Breaking the Spatiotemporal Barriers of MR Spectroscopic Imaging:
A Marriage of Spin Physics and Machine Learning for Label-Free Molecular Imaging
Molecular imaging has been a dream of biomedical imaging scientists for decades, and governments and industries around the world have invested billions into this area. However, most existing molecular imaging techniques (e.g., PET and SPECT) require exogenous molecular probes or reporters to be introduced into a subject in order to obtain molecule-specific information, thereby limiting their practical utility. Magnetic resonance spectroscopic imaging (MRSI) has long been recognized as a powerful tool for non-invasive, label-free molecular imaging and a lot of outstanding work has been done over the past three decades, resulting in significant advances in MRSI data acquisition, pulse sequences, data processing, and image reconstruction. However, in spite of these enormous progresses, current MRSI technology still falls short of providing adequate spatial resolution, speed, and signal-to-noise ratio (SNR) for routine clinical and research applications.

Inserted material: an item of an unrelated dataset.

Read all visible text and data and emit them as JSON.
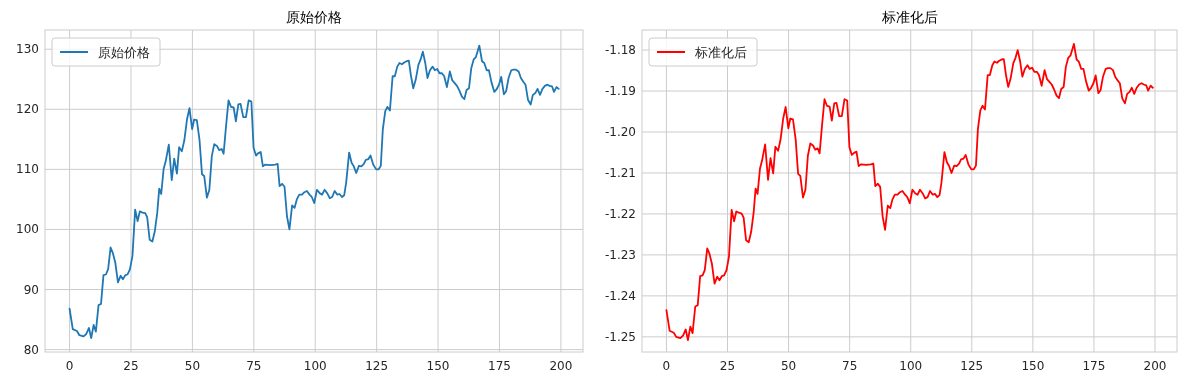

The talk will discuss our recent advances in overcoming the long-standing technical barriers for label-free molecular imaging using intrinsic MR signals. This ultrafast MRSI technology, resulting from many years of research efforts, is based on a new approach to spatiospectral imaging, which includes rapid data acquisition, sparse sampling of (k, t)-space, constrained image reconstruction, and learning-based spectral quantification using spectral basis from quantum simulation. This technology has demonstrated an unprecedented combination of resolution, speed and SNR for MRSI. In this talk, I will discuss this new ultrafast MRSI technology and show some exciting experimental results we have obtained.

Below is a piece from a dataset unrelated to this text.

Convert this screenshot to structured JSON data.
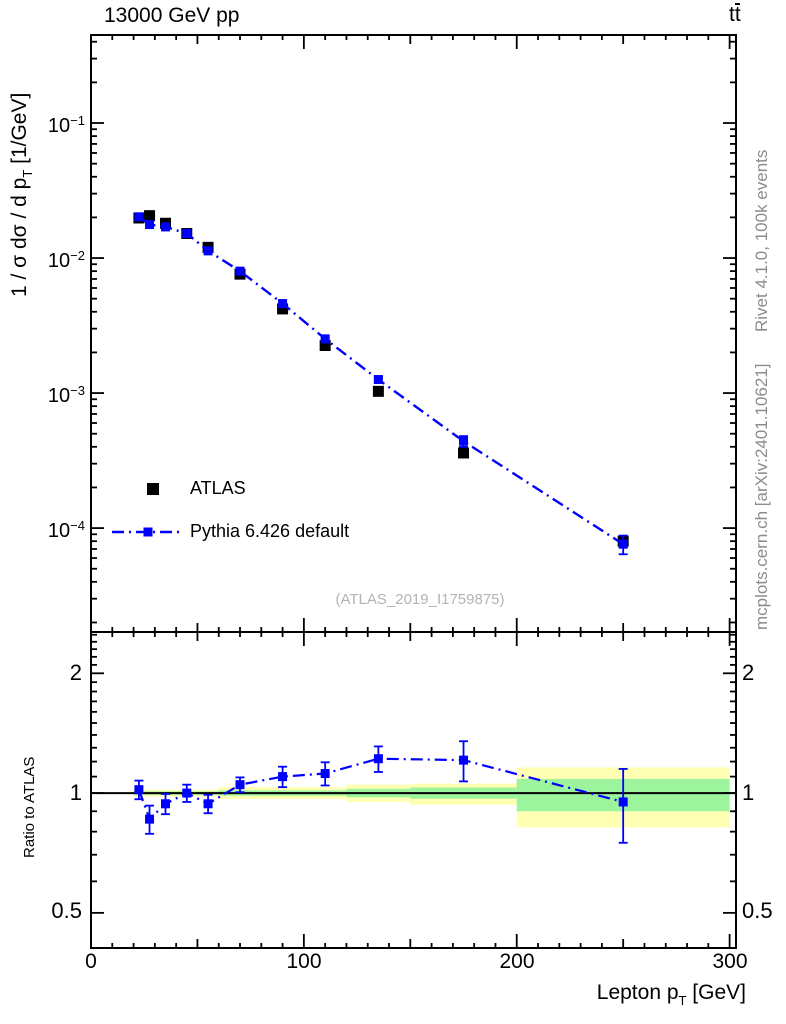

Zhi-Pei Liang received his Ph.D. degree in Biomedical Engineering from Case Western Reserve University in 1989. He subsequently joined the University of Illinois at Urbana-Champaign (UIUC) first as a postdoctoral fellow (working with the late Nobel Laureate Paul Lauterbur) and then as a faculty member in the Department of Electrical and Computer Engineering. Dr. Liang is currently the Franklin W. Woeltge Professor of Electrical and Computer Engineering; he also co-chairs the Integrative Imaging Theme in the Beckman Institute for Advanced Science and Technology. Dr. Liang’s research is in the general area of magnetic resonance imaging and spectroscopy, ranging from spin physics, signal processing, machine learning, to biomedical applications. Research from his group has received a number of recognitions, including the Sylvia Sorkin Greenfield Award (Medical Physics, 1990), Whitaker Biomedical Engineering Research Award (1991), NSF CAREER Award (1995), Henry Magnuski Scholar Award (UIUC, 1999), University Scholar Award (UIUC, 2001), Isidor I. Rabi Award (International Society of Magnetic Resonance in Medicine, 2009), IEEE-EMBC Best Paper Awards (2010, 2011), IEEE-ISBI Best Paper Award (2010, 2015), Otto Schmitt Award (International Federation for Medical and Biological Engineering, 2012), and Technical Achievement Award (IEEE Engineering in Medicine and Biology Society, 2014). Dr. Liang is a Fellow of the IEEE, the International Society for Magnetic Resonance in Medicine, and the American Institute for Medical and Biological Engineering. He was elected to the International Academy of Medical and Biological Engineering in 2012. Dr. Liang served as President of the IEEE Engineering in Medicine and Biology Society from 2011-2012 and received its Distinguished Service Award in 2015.